Ces deux mesures cumulées correspondent à une subvention de l'État de plus de 15 % du coût des opérations, ce qui est très significatif, comparé à l'impact d'un changement de zonage.
Ces mesures doivent ainsi permettre de compenser la hausse récente du foncier ou des coûts de construction, et donc d'équilibrer très correctement les opérations de logement social dans quasiment toutes les régions, sans qu'il soit nécessaire de procéder en plus à un changement de zonage qui peut présenter des inconvénients pour les ménages.
M. le président. La parole est à M. Jean-Marc Todeschini.
M. Jean-Marc Todeschini. Je vous remercie, monsieur le ministre délégué, de me transmettre la réponse de votre collègue, laquelle, je l'ai bien compris, revient à dire « circulez, il n'y a rien à voir ! »
M. Jean-François Copé, ministre délégué. Je l'ai dit plus gentiment ! (Sourires.)
M. Jean-Marc Todeschini.
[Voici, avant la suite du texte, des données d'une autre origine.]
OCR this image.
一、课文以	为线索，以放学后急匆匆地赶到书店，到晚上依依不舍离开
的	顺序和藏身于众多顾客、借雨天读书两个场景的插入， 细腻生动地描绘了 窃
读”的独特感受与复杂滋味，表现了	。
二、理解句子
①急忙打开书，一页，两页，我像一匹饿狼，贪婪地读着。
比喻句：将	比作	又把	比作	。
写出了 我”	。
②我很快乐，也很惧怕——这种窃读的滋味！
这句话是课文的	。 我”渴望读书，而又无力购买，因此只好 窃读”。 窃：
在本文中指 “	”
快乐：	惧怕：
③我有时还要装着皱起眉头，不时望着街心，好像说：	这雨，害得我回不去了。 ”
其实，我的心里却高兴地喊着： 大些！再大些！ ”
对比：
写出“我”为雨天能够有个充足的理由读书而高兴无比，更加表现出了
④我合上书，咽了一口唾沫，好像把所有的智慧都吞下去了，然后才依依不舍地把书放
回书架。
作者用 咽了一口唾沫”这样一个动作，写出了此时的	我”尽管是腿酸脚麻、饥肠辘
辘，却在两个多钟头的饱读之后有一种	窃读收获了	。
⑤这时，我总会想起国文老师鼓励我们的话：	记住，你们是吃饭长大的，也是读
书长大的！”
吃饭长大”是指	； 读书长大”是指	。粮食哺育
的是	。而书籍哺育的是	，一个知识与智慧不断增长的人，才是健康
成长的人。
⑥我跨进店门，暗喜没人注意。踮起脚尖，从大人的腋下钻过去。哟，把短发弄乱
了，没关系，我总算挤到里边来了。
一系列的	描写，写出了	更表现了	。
Certes, monsieur le ministre, mais je le dis à ma façon ! (Nouveaux sourires.)
Ma question vous a permis de rappeler les mesures qui ont été prises par le ministre de l'emploi, de la cohésion sociale et du logement, mais aucune n'a réellement trait au cas que j'ai soulevé.
Je peux témoigner des difficultés de l'Office public d'aménagement et de construction de la Moselle, dont j'ai été moi-même vice-président, pour mettre en oeuvre son projet d'investissement à Guénange, alors que la ville de Mondelange, située à trois cents mètres, sur l'autre rive, et appartenant au même bassin d'habitat, bénéficie de conditions plus favorables.
Je souhaite donc que la situation de Guénange soit étudiée de près, sachant que cette commune ouvrière - la plus importante sur la rive droite de la Moselle - ne peut se développer aussi facilement que ses voisines en raison d'un zonage par lequel elle est littéralement coincée.
Certes, les autres mesures que vous avez citées en faveur du logement social sont intéressantes, mais elles le sont pour toutes les communes, et les bailleurs sociaux privilégient les communes où il est le plus facile d'investir.